I nodded. “He had me tell Captain Reese. So far, we don’t have any evidence that he’s doing anything. It’s just that a bunch of supernaturals end up mysteriously beaten unconscious whenever he’s hanging around and when they wake up, they just babble that it was an accident.”
“He hasn’t killed anyone, right?” Sunshine asked as she raced through her number puzzle.
“Not yet.” I tapped my fingers on my desk and glanced at the framed photo I kept of my family—my paternal family, so Nan, Paddy, my parents, siblings, aunts, uncles, and cousins were all crowded in the picture wearing our slayer gear. “I’m starting to think he’s establishing a territory. All the beatings are downtown—directly downtown. He doesn’t venture even out to Tutu’s.”
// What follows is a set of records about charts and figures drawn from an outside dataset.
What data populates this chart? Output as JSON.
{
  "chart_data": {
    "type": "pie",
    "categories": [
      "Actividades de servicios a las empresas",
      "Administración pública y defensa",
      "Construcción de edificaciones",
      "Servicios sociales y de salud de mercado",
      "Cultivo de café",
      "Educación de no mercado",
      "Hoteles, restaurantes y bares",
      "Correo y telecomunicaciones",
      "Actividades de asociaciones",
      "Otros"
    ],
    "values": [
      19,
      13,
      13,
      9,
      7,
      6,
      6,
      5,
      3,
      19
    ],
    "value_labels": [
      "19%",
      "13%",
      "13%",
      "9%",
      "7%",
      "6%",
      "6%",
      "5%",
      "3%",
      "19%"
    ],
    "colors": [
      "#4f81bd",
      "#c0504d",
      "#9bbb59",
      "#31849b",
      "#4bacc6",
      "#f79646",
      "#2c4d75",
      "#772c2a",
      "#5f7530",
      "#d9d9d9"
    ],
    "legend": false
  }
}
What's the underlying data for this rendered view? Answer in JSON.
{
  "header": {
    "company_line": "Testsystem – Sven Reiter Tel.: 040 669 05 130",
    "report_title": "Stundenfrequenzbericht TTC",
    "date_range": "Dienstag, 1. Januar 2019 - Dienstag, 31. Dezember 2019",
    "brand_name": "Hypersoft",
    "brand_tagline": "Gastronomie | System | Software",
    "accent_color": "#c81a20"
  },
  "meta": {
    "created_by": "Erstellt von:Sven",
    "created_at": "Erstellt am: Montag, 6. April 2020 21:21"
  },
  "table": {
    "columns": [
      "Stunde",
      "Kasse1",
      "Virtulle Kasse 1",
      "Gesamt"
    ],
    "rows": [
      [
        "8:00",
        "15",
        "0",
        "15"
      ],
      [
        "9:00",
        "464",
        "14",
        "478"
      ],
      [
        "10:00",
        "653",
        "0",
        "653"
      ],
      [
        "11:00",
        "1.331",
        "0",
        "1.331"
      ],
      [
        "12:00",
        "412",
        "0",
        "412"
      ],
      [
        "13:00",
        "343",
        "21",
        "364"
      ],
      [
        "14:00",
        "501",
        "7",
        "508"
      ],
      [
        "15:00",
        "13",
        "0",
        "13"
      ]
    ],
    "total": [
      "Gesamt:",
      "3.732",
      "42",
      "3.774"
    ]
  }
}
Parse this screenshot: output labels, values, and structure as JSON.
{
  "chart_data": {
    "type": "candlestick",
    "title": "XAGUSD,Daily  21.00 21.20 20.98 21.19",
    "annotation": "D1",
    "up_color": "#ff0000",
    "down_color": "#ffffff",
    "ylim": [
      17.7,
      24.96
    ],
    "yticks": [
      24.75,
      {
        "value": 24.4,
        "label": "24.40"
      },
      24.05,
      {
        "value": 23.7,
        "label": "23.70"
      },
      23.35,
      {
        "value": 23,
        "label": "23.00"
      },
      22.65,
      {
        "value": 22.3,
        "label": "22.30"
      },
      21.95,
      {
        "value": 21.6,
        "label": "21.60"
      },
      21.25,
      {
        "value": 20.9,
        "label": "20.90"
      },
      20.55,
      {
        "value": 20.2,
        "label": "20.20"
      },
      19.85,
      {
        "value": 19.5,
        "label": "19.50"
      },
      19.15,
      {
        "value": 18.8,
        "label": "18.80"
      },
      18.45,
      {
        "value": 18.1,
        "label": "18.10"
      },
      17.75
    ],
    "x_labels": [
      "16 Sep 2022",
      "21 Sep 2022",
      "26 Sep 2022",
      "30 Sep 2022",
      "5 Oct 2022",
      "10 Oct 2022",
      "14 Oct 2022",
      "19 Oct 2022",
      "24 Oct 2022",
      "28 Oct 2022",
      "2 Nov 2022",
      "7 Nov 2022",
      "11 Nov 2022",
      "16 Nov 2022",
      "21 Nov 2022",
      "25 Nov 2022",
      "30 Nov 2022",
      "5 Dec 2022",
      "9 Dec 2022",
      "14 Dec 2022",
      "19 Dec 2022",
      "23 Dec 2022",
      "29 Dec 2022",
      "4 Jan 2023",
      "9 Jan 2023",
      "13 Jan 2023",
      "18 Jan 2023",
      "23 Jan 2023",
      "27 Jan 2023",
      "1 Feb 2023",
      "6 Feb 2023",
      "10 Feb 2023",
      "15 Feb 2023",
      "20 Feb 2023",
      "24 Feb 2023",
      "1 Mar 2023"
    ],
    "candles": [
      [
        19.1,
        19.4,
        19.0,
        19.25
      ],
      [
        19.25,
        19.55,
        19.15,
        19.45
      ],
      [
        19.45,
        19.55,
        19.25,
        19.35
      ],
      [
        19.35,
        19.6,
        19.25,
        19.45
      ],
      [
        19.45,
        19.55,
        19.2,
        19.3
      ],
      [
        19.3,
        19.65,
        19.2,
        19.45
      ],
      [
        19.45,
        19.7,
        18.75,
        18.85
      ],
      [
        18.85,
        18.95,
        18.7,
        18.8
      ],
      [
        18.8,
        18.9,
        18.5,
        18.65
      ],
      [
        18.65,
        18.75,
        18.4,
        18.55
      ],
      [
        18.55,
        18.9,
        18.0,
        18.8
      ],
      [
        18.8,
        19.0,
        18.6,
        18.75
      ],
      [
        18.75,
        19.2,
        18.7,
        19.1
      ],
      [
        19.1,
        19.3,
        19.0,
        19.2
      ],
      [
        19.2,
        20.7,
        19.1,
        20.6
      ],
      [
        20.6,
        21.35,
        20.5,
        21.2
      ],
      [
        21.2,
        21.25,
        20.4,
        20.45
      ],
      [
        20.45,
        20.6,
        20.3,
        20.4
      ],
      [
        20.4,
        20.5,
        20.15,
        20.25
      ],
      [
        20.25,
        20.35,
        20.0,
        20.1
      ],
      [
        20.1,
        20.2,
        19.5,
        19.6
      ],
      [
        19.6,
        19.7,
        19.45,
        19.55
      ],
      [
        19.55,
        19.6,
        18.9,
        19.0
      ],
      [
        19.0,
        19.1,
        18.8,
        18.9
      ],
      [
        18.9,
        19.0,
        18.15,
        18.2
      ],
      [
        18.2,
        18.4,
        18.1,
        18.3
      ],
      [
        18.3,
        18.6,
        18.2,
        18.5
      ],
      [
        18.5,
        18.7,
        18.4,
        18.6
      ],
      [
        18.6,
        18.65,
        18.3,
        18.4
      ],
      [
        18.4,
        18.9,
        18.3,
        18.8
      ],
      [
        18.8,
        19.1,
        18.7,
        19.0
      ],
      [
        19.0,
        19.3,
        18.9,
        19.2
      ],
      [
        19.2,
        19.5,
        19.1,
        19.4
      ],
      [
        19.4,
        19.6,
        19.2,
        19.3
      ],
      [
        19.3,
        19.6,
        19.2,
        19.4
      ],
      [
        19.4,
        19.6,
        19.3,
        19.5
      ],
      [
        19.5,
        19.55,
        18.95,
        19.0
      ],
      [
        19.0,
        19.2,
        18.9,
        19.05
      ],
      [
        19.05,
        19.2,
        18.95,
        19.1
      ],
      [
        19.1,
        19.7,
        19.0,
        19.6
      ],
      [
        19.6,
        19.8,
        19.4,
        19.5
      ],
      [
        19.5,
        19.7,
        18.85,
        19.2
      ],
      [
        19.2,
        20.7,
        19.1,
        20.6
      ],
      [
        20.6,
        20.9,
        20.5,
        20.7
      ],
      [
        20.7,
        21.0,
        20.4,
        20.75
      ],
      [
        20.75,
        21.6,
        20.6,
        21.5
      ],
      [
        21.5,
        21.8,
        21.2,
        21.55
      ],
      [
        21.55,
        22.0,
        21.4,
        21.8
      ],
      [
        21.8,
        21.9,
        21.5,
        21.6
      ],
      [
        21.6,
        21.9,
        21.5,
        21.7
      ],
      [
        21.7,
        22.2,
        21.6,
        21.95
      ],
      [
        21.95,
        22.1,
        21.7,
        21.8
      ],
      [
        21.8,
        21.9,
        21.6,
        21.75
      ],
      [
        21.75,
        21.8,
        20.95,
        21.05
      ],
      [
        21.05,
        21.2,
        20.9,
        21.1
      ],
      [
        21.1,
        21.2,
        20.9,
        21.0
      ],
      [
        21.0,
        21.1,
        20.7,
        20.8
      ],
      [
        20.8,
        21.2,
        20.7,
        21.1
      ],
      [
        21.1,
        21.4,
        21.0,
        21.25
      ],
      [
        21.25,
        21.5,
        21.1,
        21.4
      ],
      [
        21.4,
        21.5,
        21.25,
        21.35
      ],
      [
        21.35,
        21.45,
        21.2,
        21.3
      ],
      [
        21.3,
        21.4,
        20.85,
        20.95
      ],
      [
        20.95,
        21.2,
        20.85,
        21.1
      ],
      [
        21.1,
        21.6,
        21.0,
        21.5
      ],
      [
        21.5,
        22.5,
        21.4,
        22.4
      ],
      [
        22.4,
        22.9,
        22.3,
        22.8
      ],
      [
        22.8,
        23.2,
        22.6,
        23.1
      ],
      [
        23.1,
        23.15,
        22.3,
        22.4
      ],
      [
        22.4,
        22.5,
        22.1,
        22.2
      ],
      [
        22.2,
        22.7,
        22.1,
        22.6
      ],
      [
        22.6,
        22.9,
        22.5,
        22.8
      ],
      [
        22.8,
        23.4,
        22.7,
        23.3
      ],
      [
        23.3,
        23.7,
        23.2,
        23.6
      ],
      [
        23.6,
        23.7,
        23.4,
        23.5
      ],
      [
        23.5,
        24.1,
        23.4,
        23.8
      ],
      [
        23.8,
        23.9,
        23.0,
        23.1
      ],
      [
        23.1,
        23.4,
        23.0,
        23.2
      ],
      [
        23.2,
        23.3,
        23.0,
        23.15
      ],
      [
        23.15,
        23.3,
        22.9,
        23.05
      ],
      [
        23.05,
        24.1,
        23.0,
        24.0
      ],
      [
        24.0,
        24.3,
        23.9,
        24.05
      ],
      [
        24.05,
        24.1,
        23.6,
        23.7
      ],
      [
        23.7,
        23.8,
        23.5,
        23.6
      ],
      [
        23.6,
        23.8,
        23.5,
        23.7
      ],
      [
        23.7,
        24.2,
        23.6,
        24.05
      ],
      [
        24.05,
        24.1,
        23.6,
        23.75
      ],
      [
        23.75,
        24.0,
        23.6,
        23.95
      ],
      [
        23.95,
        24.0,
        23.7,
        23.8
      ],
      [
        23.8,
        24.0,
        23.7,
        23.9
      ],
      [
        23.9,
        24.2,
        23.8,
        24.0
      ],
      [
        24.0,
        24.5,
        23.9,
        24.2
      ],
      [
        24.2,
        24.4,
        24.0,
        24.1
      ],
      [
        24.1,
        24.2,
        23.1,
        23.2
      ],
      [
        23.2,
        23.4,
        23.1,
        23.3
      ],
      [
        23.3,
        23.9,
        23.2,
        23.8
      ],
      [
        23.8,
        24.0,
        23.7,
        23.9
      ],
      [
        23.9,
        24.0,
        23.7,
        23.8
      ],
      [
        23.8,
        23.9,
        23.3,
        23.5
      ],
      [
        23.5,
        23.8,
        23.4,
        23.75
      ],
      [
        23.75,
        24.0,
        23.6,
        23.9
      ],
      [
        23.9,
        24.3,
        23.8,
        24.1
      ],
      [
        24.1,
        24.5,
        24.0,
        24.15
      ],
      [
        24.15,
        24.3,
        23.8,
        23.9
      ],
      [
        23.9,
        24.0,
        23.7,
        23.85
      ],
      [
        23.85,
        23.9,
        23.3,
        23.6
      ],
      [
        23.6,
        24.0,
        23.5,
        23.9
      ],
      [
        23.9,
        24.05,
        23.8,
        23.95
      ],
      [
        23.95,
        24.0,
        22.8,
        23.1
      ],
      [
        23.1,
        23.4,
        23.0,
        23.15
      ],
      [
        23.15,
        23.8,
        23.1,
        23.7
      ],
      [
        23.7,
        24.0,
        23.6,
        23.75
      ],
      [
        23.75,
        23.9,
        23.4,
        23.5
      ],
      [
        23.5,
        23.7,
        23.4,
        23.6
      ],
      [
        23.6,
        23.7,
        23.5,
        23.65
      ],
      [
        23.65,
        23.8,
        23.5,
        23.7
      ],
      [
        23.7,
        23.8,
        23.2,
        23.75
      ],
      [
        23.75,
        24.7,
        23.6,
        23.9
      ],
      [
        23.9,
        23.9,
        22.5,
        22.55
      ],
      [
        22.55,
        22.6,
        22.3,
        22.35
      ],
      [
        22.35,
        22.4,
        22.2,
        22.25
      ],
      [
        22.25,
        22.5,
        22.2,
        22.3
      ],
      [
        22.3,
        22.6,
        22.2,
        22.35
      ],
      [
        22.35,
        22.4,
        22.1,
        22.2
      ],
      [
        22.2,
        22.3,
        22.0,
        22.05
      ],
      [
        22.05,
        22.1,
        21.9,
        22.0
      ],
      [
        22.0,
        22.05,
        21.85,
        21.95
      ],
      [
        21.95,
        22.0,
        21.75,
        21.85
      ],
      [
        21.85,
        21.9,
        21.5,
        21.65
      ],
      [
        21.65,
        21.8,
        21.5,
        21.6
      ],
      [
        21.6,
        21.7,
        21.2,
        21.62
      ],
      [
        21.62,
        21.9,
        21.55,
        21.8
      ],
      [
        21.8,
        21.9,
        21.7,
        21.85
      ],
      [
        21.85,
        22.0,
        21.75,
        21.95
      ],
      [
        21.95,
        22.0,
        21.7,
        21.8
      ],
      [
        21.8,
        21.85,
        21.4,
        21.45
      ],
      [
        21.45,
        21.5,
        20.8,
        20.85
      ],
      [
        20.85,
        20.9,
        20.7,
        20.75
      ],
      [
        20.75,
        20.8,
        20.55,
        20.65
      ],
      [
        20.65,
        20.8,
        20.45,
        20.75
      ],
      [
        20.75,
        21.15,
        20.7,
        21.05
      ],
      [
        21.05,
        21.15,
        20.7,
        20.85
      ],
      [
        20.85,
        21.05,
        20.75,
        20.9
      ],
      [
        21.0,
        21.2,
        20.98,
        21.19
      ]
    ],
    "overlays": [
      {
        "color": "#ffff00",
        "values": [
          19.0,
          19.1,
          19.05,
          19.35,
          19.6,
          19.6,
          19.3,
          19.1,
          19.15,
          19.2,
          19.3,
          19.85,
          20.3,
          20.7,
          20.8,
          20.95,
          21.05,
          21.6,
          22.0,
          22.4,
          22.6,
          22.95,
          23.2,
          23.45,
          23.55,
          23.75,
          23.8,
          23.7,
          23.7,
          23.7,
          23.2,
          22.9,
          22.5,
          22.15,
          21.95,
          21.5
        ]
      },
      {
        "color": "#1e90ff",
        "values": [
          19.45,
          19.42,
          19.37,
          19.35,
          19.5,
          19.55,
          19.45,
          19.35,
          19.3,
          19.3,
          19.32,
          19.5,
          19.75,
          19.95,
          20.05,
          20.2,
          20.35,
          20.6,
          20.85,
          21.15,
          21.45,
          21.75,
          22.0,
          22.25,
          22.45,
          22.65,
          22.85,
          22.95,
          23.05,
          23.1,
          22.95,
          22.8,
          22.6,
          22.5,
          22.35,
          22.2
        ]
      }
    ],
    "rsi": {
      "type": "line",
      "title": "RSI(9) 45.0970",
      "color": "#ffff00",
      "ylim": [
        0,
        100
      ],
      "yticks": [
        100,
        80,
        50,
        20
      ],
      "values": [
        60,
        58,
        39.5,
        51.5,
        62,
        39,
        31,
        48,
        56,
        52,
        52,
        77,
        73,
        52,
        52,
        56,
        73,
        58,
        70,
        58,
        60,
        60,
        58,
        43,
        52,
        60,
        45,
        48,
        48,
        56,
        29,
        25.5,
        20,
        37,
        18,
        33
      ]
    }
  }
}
Sunshine finished her number puzzle in record time and flipped to a new one. “And that bothers you because? So far all he’s done is settle down unruly supernaturals with more force than necessary.”
“That’s all wethinkhe’s done,” I said. “A vampire territory typically is their hunting grounds. He could be taking sips off humans, and we’d never know if he only takes a mouthful here and there.”
Vampires don’t usually publicly feed—generations of slayers had never been able to pinpointwhy, but we suspected it had something to do with the feeding process. However! Vampires could still bite a human and siphon off a mouthful or two of blood—essentially a snack for them—without notice if they used their pheromones on the human to lull them into complacency.
I picked up my mask—I didn’t wear it when I was in the department offices. “I wouldn’t be bothered if he wasn’t so strong. He has to be an elder but he just wanders around by himself, without any offspring bowing and scraping to him.”
“Maybe he had a Family and they all died,” Sunshine suggested.